Amazon S3 Vectors: 生成AIなどで利用されるベクトルデータを、従来のベクトルデータベースよりも大幅に低コストで保存・検索できるサービスです。
Amazon S3 Metadata: S3オブジェクトのメタデータ(ファイル名、サイズ、作成日など)を自動でテーブル化し、管理や検索を容易にするサービスです。
まとめ:目指すべきデータ基盤の姿
今回ご紹介した様々なサービスを組み合わせることで、安価なS3というストレージを中心に 「高品質なデータを、誰もが、いつでも、安全に使えるデータ基盤」 を構築することも可能です。

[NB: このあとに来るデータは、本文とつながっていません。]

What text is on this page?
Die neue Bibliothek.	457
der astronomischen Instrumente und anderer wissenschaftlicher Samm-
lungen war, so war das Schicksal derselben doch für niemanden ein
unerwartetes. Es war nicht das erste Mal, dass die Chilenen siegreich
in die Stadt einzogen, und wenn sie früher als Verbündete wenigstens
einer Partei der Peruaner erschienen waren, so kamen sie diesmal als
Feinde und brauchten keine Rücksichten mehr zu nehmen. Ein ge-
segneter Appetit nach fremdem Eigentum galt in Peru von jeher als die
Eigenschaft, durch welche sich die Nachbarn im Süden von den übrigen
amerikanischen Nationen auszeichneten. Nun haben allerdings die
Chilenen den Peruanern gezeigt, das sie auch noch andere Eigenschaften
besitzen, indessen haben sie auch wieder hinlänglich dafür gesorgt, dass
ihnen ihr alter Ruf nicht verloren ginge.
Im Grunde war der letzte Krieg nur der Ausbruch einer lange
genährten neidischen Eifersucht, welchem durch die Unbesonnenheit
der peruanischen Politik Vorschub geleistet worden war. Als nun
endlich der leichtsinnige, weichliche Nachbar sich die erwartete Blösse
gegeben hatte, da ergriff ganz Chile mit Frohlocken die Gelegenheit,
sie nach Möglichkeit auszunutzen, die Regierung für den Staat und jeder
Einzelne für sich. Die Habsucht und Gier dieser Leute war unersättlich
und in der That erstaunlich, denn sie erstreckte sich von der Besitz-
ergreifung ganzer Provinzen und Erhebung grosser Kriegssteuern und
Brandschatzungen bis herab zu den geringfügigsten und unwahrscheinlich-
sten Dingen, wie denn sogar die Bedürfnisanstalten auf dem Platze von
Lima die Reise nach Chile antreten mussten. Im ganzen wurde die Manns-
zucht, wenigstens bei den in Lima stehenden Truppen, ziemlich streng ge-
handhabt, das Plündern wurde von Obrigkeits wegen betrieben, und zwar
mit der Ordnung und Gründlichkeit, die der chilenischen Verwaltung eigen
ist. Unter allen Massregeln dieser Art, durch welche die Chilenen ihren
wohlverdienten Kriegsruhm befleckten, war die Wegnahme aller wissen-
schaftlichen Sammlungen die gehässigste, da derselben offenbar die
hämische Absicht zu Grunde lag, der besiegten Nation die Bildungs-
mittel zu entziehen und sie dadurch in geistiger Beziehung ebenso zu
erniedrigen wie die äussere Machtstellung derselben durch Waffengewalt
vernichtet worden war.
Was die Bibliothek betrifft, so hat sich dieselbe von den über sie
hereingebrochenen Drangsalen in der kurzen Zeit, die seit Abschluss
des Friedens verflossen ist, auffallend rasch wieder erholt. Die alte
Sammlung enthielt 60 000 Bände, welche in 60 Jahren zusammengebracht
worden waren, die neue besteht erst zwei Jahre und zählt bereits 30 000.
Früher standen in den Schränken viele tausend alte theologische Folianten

- データマネジメント は、データを資産として活用するために不可欠
- サイロ化の解決策として Lakehouseアーキテクチャ が有効
- Amazon S3 Tables や AWS Glue Data Quality により、データレイク上で高品質なテーブル管理が可能
- Amazon S3 Vectors や Amazon S3 Metadata など、非構造データを活用するためのサービスも進化している
これらのAWSサービスを適切に選択・活用することで、社内のデータを守り、その価値を最大限に引き出すことができます。
さいごに
以上が登壇スライドでお話ししたおおまかな内容となっています。
本記事で記載した内容は一部となっていますので、
併せてスライド資料の方も見ていただけますと幸いです。
これらのAWSサービスを上手く活用して、
データマネジメント活動をどんどん加速していきたいですね。
本資料が少しでも参考になれば幸いです。
最後まで記事を閲覧頂きありがとうございました。